Background information
- Born: Ektor January 17, 1982 (age 44)
- Genres: Metalcore; post-hardcore; hard rock;
- Occupation: Singer
- Member of: Dead Icarus; I Am War;
- Formerly of: Atreyu;

= Alex Varkatzas =

American singer (born 1982)

Alex Varkatzas (born January 17, 1982) is an American musician, best known as the former lead vocalist of rock band Atreyu from its inception in 1998 until his departure from the band in 2020. In 2011, during the band's hiatus, Varkatzas also started a hardcore project with Bleeding Through vocalist Brandan Schieppati named I Am War. He is currently the vocalist for Dead Icarus.

== Atreyu ==

At 14, Varkatzas, along with guitarist Dan Jacobs and drummer Brandon Saller, formed a punk band called Retribution. By 1998, when Varkatzas was 16, Retribution developed a heavier style and changed names to Atreyu, as seen on their 1998 independent release, Visions. After their 2001 EP, Fractures in the Facade of Your Porcelain Beauty, fell into the hands of Victory Records, the band signed to Victory and released their debut album, Suicide Notes and Butterfly Kisses in 2002. Since then, the band has released four other albums before embarking on hiatus,: The Curse in 2004, A Death-Grip on Yesterday in 2006, Lead Sails Paper Anchor in 2007, and Congregation of the Damned in 2009. After ten years of worldwide success, the band went on hiatus.

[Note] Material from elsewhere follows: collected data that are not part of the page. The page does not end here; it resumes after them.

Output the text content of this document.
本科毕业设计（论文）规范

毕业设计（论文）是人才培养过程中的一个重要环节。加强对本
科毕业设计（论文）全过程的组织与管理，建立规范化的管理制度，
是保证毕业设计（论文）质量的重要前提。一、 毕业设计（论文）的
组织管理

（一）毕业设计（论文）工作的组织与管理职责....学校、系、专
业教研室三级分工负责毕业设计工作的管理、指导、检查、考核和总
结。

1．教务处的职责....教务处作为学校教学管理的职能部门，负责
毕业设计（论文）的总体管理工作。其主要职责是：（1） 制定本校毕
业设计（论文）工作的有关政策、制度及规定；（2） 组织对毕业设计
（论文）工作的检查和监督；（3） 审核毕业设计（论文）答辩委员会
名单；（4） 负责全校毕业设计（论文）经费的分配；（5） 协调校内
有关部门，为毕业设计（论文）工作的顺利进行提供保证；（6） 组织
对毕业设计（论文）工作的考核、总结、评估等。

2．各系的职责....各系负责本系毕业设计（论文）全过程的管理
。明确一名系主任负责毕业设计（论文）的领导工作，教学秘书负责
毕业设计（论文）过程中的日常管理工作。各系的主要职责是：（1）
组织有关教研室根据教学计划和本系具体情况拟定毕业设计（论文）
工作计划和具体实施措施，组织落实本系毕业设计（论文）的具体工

On July 1, 2014, the band officially announced their return from hiatus by playing several festivals including Aftershock and Slipknot's Knotfest. A new single was released on their official YouTube channel titled "So Others May Live" and plans for a new album titled "Long Live". Long Live was released on September 18, 2015. Furthermore, a second album called "In Our Wake" was released on October 12, 2018. 3 singles have been released so far including a music Video for the song In our wake. Another single, “Super Hero” was written by the band, along with Aaron Gillespie of Underoath and M. Shadows of Avenged Sevenfold providing guest vocals in the verses.

On August 22, 2020, news began circulating that Varkatzas had parted ways with Atreyu; though, the singer himself later confirmed that it was just a rumor. However, on September 30, 2020, Varkatzas and Atreyu both released statements confirming his departure.

== I Am War ==

After Atreyu went on a hiatus in 2011, Varkatzas started a hardcore project named I Am War with Brandan Schieppati of Bleeding Through. The band released an album entitled Outlive You All in 2012.

== Dead Icarus ==
In June 2021, Varkatzas announced the name of his new band, Dead Icarus.

On August 11, 2023, the band released their first single, "Sellout", and announced they had signed with MNRK Heavy. The band would release their debut EP titled Ad Infernum on March 13, 2024, and their debut studio album titled ZEALOT on October 31, 2024.

Dead Icarus consists of himself, Gabe Mangold (guitarist for Enterprise Earth) and Brandon Zackey (drummer for Whitechapel).